A Science Museum Group (SMG) trustee chose not to seek a second term after being asked to declare support for the government’s position on contested heritage.
Science author and historian Sarah Dry withdrew from reappointment to the board in March, telling chairman Mary Archer that she would not seek a second term as a result of new guidance from the UK Government asking incoming and reappointed trustees to “individually and explicitly express their support” for its retain and explain policy.
The policy seeks to prevent cultural institutions and councils from moving or removing contentious heritage assets in the public realm.
“Any requirement which seeks to constrain the independent curatorial and interpretive work of national museums violates the long-established principle of arm’s length bodies,” Dry said in a letter obtained by Museums Journal. “Today it is contested heritage. Tomorrow it may be another issue.”

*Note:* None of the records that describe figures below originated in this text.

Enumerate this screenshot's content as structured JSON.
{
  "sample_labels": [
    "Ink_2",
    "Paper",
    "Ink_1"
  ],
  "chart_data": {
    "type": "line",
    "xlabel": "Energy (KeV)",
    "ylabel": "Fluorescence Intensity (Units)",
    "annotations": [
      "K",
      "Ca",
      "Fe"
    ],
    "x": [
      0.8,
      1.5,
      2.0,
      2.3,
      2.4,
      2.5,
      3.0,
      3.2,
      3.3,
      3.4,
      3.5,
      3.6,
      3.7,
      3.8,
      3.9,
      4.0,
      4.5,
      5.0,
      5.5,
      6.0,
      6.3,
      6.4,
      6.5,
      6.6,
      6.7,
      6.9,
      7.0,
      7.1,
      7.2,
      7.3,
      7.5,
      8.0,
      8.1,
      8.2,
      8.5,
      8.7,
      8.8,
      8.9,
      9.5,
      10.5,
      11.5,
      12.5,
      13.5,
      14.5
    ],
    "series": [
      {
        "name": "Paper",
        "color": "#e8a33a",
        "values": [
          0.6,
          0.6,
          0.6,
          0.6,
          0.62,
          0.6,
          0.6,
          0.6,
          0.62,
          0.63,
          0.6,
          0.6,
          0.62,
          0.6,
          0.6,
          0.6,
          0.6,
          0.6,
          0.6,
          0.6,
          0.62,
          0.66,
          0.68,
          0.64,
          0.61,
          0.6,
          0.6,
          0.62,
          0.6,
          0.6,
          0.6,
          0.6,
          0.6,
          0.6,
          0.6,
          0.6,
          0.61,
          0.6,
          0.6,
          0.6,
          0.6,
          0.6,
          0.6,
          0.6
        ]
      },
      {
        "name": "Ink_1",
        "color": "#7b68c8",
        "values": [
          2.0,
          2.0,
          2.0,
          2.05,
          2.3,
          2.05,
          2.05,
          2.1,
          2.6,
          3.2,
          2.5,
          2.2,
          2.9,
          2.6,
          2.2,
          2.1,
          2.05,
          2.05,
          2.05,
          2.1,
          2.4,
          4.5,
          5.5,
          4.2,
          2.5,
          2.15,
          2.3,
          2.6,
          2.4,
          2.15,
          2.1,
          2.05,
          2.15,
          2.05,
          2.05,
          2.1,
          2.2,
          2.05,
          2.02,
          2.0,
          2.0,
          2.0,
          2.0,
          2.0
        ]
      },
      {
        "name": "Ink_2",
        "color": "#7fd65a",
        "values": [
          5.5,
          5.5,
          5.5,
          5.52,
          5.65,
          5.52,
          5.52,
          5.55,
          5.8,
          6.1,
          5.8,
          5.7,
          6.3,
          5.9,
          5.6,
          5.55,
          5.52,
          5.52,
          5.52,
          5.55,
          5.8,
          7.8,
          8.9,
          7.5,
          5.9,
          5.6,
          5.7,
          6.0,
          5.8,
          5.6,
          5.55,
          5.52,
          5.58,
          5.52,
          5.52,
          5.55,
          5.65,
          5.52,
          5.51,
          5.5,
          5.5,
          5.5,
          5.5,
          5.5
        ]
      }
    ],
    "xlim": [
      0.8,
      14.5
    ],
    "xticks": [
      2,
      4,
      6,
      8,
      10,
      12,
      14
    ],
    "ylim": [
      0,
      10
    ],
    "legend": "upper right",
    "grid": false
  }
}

Dry said the requirement undermines several of the principles that public office holders are expected to uphold, including integrity and objectivity. Allowing the government to dictate specific policies “betray[s] the trust of the public we are designated to serve”, she said, warning that it risked damaging the SMG’s reputation as a source of trustworthy information.
“It also seriously limits our credibility internationally as representatives of the democratic values of transparency, independence and freedom,” she said.
The news follows reports that Royal Museums Greenwich chair Charles Dunstone resigned after the government blocked the reappointment of a trustee at the institution.
Dry told Museums Journal: “I made my decision with regret as I am extremely committed to the mission of all the museums in the Science Museum Group.
“However, I knew that I could no longer be an effective trustee if I signed up to support the government’s policy on contested heritage.”
There is growing unease in the museum sector over what is seen as an attempt to purge boards of individuals whose views do not align with those of the government. Concerns have also been raised about interference in public bodies in other industries.
Museums Journal understands that the requirement to express support for “retain and explain” is viewed by some in the sector as a loyalty test intended to flush out people with dissenting views.
In a statement to the Financial Times, Archer described Dry as a “valued and conscientious trustee” and said she was sorry she had decided not to seek a second term.
A Department for Digital, Culture, Media and Sport spokesman said: “All reappointments are considered in line with the government code for public appointments. There is no automatic presumption of reappointment, and indeed in the vast majority of cases, fresh talent is added with new appointments made.”
Guidance for trustees on public bodies states they should “act to deliver the outcomes expected by sponsor departments, ministers, and ultimately, the public”.